How are you doing with the little things? You know, the day-to-day “little” conflicts that we all experience. Walking down the street someone is walking toward you texting, looking down at their phone, never looking up, yet still walking toward you. Do you step out of their way or do you just have to say something to them in an aggravated tone?

No shame… that’s been me a time or two too many. You’re driving and someone cuts you off and then gives you the finger or maybe they are behind you honking impatiently at you to hurry up and go. Do you yell, curse, or flip the middle finger back?

What about when you are watching TV and the president or his supporters say something you hate or the anti-president talking head says something you oppose? Do you scream, name-call, or curse at the TV? How do you handle the cashier that’s slow or worse has a less than pleasant attitude even though you’ve been extra nice?

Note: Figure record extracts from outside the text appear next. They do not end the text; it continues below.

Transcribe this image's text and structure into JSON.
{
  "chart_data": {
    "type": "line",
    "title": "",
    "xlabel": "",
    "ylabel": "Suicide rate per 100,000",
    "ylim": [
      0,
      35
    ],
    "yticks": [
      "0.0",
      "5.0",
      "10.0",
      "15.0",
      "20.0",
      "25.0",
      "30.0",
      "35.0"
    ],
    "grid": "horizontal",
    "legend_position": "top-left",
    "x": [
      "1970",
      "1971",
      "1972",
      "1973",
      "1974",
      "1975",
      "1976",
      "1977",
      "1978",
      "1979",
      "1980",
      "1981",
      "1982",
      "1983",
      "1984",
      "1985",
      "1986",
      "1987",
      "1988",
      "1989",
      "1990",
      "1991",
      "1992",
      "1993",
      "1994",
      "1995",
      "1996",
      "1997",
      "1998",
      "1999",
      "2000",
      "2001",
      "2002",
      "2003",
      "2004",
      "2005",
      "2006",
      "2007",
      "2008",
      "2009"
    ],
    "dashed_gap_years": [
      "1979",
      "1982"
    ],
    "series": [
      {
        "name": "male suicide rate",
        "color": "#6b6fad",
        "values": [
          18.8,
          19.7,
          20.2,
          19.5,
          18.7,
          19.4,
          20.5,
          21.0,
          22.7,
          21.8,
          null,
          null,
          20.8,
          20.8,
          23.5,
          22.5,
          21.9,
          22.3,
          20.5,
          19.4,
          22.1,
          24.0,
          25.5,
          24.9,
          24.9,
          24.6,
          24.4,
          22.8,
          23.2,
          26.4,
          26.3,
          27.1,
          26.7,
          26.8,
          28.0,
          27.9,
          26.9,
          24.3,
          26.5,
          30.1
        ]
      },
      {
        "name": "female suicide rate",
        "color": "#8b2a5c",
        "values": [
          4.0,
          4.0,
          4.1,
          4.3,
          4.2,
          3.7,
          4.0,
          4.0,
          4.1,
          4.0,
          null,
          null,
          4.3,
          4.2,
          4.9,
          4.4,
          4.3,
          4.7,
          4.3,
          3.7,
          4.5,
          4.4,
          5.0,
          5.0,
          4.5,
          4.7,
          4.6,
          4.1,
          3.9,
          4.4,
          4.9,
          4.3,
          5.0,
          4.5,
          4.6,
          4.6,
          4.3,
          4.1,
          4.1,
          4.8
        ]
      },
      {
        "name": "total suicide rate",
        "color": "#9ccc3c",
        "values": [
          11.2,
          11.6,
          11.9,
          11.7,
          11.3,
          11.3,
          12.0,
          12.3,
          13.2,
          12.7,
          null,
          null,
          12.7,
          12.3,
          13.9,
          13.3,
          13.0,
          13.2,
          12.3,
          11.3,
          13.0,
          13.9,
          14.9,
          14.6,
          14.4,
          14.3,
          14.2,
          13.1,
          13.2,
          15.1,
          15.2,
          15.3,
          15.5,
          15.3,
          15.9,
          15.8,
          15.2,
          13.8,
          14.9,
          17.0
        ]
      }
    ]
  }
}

You see, all of this is important because the effects are cumulative and when the major conflicts happen in your life, somebody is bound to pay for the little things. That co-worker, your significant other, your children, your best friend. Somebody is feeling the effects of the little things. People are on edge and the encouragement to react to even the little conflicts in the worst, non-productive ways is all around us. News shows, talk shows, reality shows, music, social media, friends, family, and frenemies, are all willing to celebrate our bad behavior as long as it is for their cause.

Sorry Michelle Obama, but when they go low, we go low is the new battle cry. How low can you go is not just a Limbo chant, it is now our country’s chant, quickly being picked up by the rest of the world.

I’m concerned…

So, may I share what helps me with the little things?

  1. Take care of yourself. When you are rested, nourished, loved, playful and relaxed, it is easier to release the feelings you are holding on to related to the little things.
  2. Make sure your conflict resolution game is on point (top-notch). These days, these skills are no longer optional. They can make the difference between life or death, fired or promotion, harmony or chaos.
  3. Check in and be mindful. Know what’s going on around you and within you at all times so that you’re not reacting unconsciously. Keep track of how you react to the little things.
  4. Go out, see loved ones, meet people, connect, and learn patience, forgiveness, and kindness.
  5. Disconnect from your phone, the news, negative thoughts, and energy for at least two waking hours every day.

Oh, and maybe you can look up from your phone and stop texting while you are walking, or wave a hand of apology when you accidentally cut someone off and pay attention to how you are speaking to people when things aren’t going your way because, in someone else’s day, YOU are responsible for the little things. Yeah, I’ve been there too.

By taking the time to pay attention to how we are managing ourselves in handling the day-to-day little things we will gain the wisdom, strength, and patience to handle the rest.